The teacher will instruct the students to read the Mississippi History Now article, “Iuka: A Strange Civil War Battle in Northeast Mississippi.” As the students read the article, they should record on the bubble map examples of each of the major factors that influenced the Battle of Iuka. Students can work alone or with a partner for this portion of the lesson.

Once the students have completed their bubble maps, the teacher will ask for student volunteers to share the examples listed on their maps. The teacher can facilitate a discussion about the article as students share their examples. The teacher can record the student examples on the classroom board during the class discussion.

For this portion of the lesson, students should be placed in groups of three or four. In their small groups, students should discuss the following question:

  • Why does the author of the Mississippi History Now article refer to the Battle of Iuka as a strange battle?
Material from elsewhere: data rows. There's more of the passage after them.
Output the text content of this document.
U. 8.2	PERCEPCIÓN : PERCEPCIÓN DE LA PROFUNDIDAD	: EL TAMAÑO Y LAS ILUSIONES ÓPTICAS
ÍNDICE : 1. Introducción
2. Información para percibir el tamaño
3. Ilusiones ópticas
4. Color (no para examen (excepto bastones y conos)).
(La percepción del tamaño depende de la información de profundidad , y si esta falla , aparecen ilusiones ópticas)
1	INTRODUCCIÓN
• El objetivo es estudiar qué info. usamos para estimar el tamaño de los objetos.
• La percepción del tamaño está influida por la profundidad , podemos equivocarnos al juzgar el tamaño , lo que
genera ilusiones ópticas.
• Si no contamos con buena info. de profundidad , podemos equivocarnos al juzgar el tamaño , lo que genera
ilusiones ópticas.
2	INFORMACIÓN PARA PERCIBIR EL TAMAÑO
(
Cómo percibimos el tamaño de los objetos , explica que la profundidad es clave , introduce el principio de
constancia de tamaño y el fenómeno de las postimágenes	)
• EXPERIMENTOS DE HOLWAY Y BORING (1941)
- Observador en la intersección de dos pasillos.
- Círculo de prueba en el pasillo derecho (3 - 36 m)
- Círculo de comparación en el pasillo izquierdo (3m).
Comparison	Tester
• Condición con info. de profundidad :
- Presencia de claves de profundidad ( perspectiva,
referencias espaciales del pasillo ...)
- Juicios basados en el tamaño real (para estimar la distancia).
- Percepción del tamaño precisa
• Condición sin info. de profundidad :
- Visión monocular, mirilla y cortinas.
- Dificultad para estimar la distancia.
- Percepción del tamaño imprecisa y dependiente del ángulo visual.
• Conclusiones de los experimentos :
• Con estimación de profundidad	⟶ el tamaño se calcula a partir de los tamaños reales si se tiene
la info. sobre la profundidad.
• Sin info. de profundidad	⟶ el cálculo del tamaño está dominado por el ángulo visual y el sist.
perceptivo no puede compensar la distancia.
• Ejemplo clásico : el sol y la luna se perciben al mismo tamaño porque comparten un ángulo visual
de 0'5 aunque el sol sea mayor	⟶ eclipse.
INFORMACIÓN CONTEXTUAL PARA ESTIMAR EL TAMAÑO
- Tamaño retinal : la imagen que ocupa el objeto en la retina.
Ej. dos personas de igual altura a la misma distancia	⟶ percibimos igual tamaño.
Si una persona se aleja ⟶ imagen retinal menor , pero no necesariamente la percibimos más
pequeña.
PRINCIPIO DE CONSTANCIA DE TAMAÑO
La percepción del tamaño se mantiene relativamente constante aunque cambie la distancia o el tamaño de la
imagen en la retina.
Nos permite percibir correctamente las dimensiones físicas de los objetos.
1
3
The students should formulate a written answer to this question. Once each group has completed their written response, the teacher can ask for student volunteers from each group to read the group’s response to the class. As another option, the teacher can ask the groups to pass around the responses from one group to another. Once the written responses have circulated around the room, the teacher can ask the class if there were any similarities among their answers.

CLOSING THE LESSON

To end the lesson, the teacher will ask the students to create a 3-2-1 chart in their notebooks like the one found at the end of the lesson. Once the students have completed their 3-2-1 charts, the teacher will ask for student volunteers to share what they listed on their charts. Students should be encouraged to locate answers to the questions they still have about the Battle of Iuka (number 1 on the chart). Later in the study, students can share their answers to these questions with their classmates.

ASSESSING STUDENT LEARNING

• Class participation
• Charts and maps
• Written responses

EXTENDING THE LESSON

  • Research the Confederate and Union leaders that played a role in the Battle of Iuka.
  • Use other Mississippi History Now articles from the site’s archive page to create a weeklong unit on The Civil War.

• Write a poem or song about the Battle of Iuka.

• Invite a Civil War re-enactor to class as a guest speaker to describe the life of a soldier from that period.